REC 3 drew some heat from fans of the franchise because it broke the formula, but that’s one of the main reasons that I praised it. Moving away from the "found footage" sub-genre and setting the film in a less confined space allowed the franchise to grow instead of being pigeonholed in to doing all the same things over again. That the film’s creators were willing to take a risk is commendable, and for me, it paid off.
#4 The Revenant
This film is terrific. The Revenant initially seemed as though it was going to be another Shaun of the Dead knockoff, but that’s just not the case. The Revenant employs old school vampire mythology and differentiates itself from anything I’ve seen before. The relationship between David Anders’ and Chris Wylde’s characters is truly authentic. There’s nothing forced or stilted about any of the performances in the film. Writer/director Kerry Prior was working on a nonexistent budget, but thanks to his background in effects, all of the gore and prosthetics look like they belong in a film with a much more substantial budget.
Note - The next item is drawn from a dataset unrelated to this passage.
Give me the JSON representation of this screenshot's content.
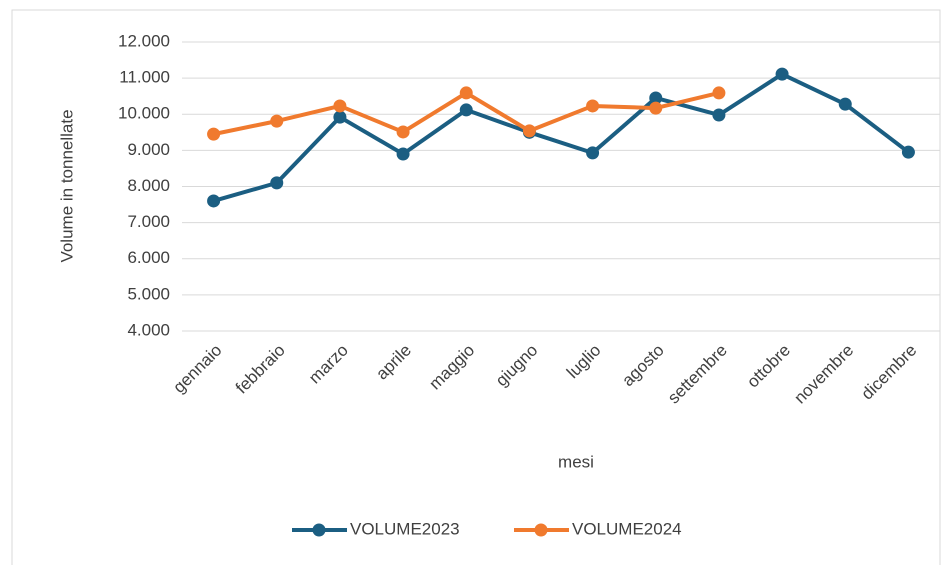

This movie made me uncomfortable. Much of the film made me sick to my stomach; but, not because of over the top or explicit gore. The effects are understated for a film of this kind, but the performances are so realistic that I was concerned for the characters all the way through the film. Robin McLeavy was phenomenal as Lola. The film’s concept doesn’t bring a lot of original ideas to the table, but the performances, the dialogue, the score, and the on screen dynamic between Lola and her father make the film.
I didn’t know that AnnaLynne McCord could turn in a performance like this. I think that a lot of the credit for that goes to writer/director Richard Bates Jr. for inspiring great performances from every member of his cast. Excision, which is based on Bates’ short film of the same name is not always easy to watch. But, the film was peppered with moments of the blackest of comedic brilliance, which serve to break the mounting sense of tension the film is constantly building. The ending, and the entire film really, is a total mind f**k.
I think of Cabin as a love song to the horror genre. It’s slick, ultra meta, fully functional, and extremely clever. Cabin invoked a nostalgia in me for the horror heyday of the late seventies and early eighties. It’s the best genre film to come out in some time. I think it’s safe to say that Cabin is an instant classic.